To be clear, I think Mauricio’s general observations on current protests, and the (alleged) anti-corruption sentiment, are fair. When politicians with a history of corruption – like Fernando Collor (though he’s certainly not the only example)- repeatedly win re-election, there is a real problem that voters bear at least some responsibility for (though one cannot ignore the structural issues that allow a non-representative elite to continually be elected to Congress, either). As Mauricio writes,
It is as if there were right-wing and left-wing crimes. People pick and choose what to protest against. That is why there is such a slow pace for public reaction against corruption cases; people start by thinking any accusation is both true and a result of partisanship. When the corrupt have more time to deal with charges, impunity tends to prevail [due to other structural issues – ed.]. Maybe it would be different if there were a widespread sense of urgency coming from citizens.
Political ignorance surely isn’t a Brazilian exclusive, but here tolerance with corruption and ignorance walk hand in hand like in few places. To make their combat to corruption more effective, Brazil needs more than improving institutions; it needs people to mature in the political debate. One that observes the quality of the Brazilian public square can only conclude that real improvement and a change in the tolerance culture will take quite a while.

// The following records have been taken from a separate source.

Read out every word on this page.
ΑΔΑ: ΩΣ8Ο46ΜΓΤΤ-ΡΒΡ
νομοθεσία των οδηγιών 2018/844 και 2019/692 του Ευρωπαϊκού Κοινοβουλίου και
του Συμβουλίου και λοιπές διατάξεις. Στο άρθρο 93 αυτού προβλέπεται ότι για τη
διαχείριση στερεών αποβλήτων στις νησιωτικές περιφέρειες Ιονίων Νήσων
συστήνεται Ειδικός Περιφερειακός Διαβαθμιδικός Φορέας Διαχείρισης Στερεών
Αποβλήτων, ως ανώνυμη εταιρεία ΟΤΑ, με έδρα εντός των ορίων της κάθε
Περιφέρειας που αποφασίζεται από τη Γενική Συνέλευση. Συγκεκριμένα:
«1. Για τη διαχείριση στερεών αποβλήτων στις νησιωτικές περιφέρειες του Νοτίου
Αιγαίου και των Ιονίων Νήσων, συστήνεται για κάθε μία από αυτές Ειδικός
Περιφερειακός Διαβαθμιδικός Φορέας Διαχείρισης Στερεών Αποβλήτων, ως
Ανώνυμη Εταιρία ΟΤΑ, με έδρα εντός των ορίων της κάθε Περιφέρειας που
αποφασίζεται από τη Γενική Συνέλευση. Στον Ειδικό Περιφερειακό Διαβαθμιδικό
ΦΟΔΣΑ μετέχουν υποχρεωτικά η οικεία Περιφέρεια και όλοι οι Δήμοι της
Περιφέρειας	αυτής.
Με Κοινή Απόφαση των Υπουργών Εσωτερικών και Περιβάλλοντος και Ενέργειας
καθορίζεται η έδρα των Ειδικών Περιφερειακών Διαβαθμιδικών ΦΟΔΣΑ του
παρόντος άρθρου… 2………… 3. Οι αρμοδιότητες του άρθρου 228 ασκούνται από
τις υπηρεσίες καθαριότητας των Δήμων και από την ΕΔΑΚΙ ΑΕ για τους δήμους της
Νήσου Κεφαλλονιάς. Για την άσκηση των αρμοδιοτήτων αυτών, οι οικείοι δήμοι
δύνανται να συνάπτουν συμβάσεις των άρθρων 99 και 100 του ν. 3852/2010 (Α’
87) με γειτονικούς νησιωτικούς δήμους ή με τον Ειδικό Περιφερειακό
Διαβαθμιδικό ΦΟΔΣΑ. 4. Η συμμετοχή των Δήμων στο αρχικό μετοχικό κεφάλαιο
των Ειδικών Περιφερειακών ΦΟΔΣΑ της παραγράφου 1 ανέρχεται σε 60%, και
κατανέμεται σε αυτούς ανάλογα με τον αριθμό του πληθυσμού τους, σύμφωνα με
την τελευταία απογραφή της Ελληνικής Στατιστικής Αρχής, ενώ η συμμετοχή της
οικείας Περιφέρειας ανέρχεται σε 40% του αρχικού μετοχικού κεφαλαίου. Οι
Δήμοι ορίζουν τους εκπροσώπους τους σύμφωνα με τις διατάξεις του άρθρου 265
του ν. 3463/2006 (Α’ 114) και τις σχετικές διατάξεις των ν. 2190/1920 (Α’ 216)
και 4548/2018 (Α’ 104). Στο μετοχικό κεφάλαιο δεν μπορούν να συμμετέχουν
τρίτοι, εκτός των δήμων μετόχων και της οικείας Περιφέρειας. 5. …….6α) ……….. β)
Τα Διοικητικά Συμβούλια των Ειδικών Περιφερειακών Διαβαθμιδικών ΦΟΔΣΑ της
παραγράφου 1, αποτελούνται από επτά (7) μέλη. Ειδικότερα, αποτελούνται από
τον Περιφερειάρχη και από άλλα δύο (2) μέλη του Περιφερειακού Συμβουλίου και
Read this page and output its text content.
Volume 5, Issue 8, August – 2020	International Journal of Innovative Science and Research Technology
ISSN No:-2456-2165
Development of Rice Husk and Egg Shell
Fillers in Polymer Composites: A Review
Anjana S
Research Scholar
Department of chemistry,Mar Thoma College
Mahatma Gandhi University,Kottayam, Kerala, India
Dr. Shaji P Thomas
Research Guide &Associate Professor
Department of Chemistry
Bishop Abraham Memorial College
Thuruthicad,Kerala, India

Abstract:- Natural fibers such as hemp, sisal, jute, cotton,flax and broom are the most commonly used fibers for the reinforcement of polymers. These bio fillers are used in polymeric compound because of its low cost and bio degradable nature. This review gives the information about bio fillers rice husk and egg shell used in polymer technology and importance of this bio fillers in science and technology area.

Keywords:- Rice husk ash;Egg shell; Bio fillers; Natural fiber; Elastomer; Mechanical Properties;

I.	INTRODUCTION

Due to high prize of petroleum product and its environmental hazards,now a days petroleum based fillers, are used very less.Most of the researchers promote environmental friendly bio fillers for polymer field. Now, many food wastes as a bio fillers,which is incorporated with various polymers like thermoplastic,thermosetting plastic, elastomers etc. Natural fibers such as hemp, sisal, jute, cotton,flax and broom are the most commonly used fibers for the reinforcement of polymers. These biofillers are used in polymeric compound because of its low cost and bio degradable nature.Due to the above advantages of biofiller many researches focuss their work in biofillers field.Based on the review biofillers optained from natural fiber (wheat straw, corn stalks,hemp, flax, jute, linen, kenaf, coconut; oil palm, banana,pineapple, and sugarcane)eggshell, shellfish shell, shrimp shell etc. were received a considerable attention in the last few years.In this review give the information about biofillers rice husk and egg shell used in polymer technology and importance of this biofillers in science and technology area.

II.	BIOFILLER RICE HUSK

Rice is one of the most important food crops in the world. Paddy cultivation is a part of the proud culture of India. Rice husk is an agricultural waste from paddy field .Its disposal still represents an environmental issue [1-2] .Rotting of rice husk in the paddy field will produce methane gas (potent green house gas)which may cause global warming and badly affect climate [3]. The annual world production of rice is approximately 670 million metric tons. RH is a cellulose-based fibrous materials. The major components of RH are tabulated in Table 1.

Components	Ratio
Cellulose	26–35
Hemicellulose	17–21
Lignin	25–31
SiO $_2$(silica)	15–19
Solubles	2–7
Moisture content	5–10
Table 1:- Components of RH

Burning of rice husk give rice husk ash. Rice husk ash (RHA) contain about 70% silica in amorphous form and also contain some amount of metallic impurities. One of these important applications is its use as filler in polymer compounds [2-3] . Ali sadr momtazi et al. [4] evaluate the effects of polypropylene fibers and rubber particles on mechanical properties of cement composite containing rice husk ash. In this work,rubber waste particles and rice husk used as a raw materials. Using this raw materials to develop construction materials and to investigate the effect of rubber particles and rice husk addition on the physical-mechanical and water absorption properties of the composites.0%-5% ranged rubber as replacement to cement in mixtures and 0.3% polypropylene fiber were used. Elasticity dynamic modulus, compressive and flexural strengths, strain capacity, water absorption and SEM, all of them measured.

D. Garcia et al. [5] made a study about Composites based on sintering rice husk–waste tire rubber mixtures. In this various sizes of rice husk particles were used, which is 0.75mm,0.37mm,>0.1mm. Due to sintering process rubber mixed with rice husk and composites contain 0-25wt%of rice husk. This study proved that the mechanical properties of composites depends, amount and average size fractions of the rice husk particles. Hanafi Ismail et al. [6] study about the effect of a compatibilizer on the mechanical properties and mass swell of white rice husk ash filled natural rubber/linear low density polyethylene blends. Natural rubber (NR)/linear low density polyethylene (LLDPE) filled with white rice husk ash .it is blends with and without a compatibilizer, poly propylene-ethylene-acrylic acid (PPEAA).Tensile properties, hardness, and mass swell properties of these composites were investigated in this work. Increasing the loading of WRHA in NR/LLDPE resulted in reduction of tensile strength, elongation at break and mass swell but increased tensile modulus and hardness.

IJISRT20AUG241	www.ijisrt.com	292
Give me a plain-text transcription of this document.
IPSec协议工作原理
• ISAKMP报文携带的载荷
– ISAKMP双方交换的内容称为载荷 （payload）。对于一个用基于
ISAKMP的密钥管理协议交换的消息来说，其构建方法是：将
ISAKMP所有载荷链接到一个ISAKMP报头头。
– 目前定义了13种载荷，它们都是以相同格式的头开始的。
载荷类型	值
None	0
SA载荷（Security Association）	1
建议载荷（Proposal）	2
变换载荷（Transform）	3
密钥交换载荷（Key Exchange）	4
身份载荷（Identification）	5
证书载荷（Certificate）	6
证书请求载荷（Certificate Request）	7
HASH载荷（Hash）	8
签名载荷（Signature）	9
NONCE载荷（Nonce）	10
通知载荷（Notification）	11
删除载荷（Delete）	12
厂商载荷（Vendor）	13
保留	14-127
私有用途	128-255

I think Mauricio’s complaints about inconsistent public will in 2015 are spot-on. At the same time, so long as the issue remains in public discourse, the possibility remains that eventually, the people can directly shape politics not dissimilar to the way public pressure led to both Congress and Rousseff responding directly to the protesters’ demands in 2013. And while that happens, one can at least hope that, as in Guatemala, perhaps the public reaches a point where they become so fed up as to act in a way that genuinely counters elite corruption and impunity. Only time will tell if that is the case in Brazil.